Python列表理解，解包和多个操作

Question

I want to unpack the tuples I create by doing the following so he the result is just one simple list. I can get the desired result in 2-3 lines but surely there is a oneliner list.comp?

x = range(10)
y = [(i,j**2) for i,j in zip(x,x)]
>>>y
[(0, 0), (1, 1), (2, 4), (3, 9), (4, 16), (5, 25), (6, 36), (7, 49), (8, 64), (9
, 81)]
>>>

What I want is result = [0,0,1,1,2,4,3,9.....]

Doing

y = len(x)*[0]
y[::2] = x
y[1::2] = [i**2 for i in x]

Gives what I want but what if I need the more general case:

y = [(i, sqrt(i), i**3, some_operation_on_i, f(i), g(i)) for i in x]

Eg I should be able to get a straight list like result where I only specified one operation (square) to follow each i but now with an arbitrary number of operations following each i.

Answer 1

Use a nested list comprehension:

result = [a for tup in y for a in tup]

Example:

>>> x = range(10)
>>> y = [(i,j**2) for i,j in zip(x,x)]
>>> [a for tup in y for a in tup]
[0, 0, 1, 1, 2, 4, 3, 9, 4, 16, 5, 25, 6, 36, 7, 49, 8, 64, 9, 81]

This will work fine for your more general case as well, or you could do it all in one step:

y = [a for i in x for a in (i, sqrt(i), i**3, some_operation_on_i, f(i), g(i))]
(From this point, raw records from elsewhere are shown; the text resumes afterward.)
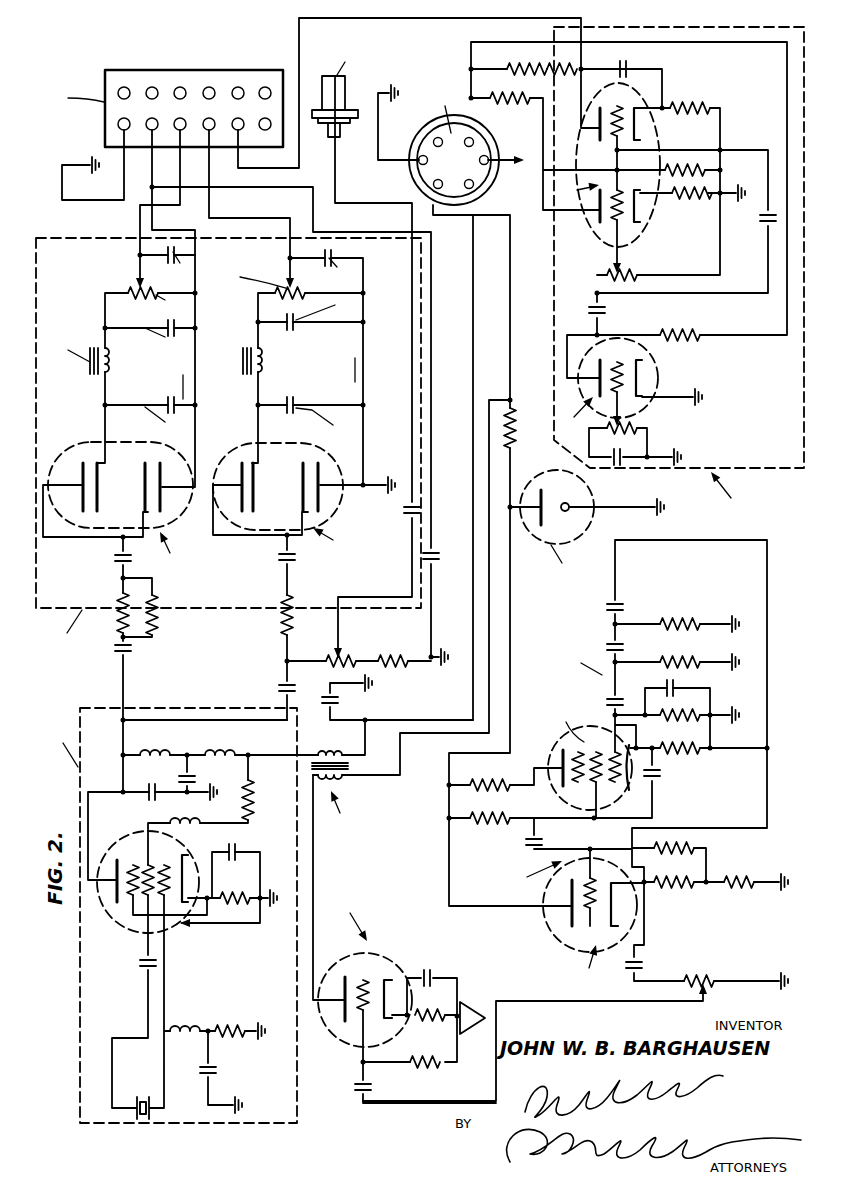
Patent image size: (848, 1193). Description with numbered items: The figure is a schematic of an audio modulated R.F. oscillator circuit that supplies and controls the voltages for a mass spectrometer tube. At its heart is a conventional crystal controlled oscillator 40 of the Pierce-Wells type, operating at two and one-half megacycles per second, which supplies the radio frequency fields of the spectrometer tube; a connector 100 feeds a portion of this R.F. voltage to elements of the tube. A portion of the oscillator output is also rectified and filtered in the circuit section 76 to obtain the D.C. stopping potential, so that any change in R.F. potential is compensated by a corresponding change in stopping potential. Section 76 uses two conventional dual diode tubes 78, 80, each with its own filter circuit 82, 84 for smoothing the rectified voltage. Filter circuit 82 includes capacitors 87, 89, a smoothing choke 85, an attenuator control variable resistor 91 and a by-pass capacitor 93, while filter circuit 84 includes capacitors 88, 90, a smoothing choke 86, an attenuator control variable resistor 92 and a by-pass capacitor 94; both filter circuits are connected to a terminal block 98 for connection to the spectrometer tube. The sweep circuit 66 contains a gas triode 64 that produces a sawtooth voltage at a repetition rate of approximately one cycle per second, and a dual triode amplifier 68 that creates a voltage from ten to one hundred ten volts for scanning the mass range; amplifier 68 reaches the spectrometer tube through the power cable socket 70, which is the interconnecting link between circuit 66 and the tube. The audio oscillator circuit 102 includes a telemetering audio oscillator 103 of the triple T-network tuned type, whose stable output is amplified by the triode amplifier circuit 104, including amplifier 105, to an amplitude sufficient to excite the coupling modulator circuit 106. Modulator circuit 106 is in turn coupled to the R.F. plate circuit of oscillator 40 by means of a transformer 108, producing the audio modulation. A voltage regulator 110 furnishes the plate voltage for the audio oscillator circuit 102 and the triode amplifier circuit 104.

The terminal block 98 is at (167, 79).
The connector 100 is at (335, 86).
The power cable socket 70 is at (466, 144).
The dual triode amplifier 68 is at (610, 165).
The circuit 66 is at (637, 273).
The gas triode 64 is at (608, 384).
The voltage regulator 110 is at (586, 529).
The audio oscillator circuit 102 is at (575, 820).
The telemetering audio oscillator 103 is at (590, 751).
The triode amplifier circuit 104 is at (574, 904).
The amplifier 105 is at (592, 951).
The coupling modulator circuit 106 is at (404, 939).
The transformer 108 is at (306, 780).
The crystal controlled oscillator 40 is at (185, 915).
The circuit section 76 is at (228, 446).
The dual diode tube 78 is at (120, 508).
The dual diode tube 80 is at (283, 500).
The filter circuit 82 is at (137, 373).
The filter circuit 84 is at (347, 370).
The smoothing choke 85 is at (70, 353).
The smoothing choke 86 is at (227, 359).
The capacitor 87 is at (164, 423).
The capacitor 88 is at (325, 424).
The capacitor 89 is at (164, 341).
The capacitor 90 is at (326, 309).
The attenuator control variable resistor 91 is at (156, 305).
The attenuator control variable resistor 92 is at (254, 274).
The by-pass capacitor 93 is at (177, 266).
The by-pass capacitor 94 is at (342, 271).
In case the nested list comprehensions look odd, here is how this would look as a normal for loop:

y = []
for i in x:
    for a in (i, sqrt(i), i**3, some_operation_on_i, f(i), g(i)):
        y.append(a)

Answer 2

>>> import itertools
>>> list(itertools.chain.from_iterable(y))
[0, 0, 1, 1, 2, 4, 3, 9, 4, 16, 5, 25, 6, 36, 7, 49, 8, 64, 9, 81]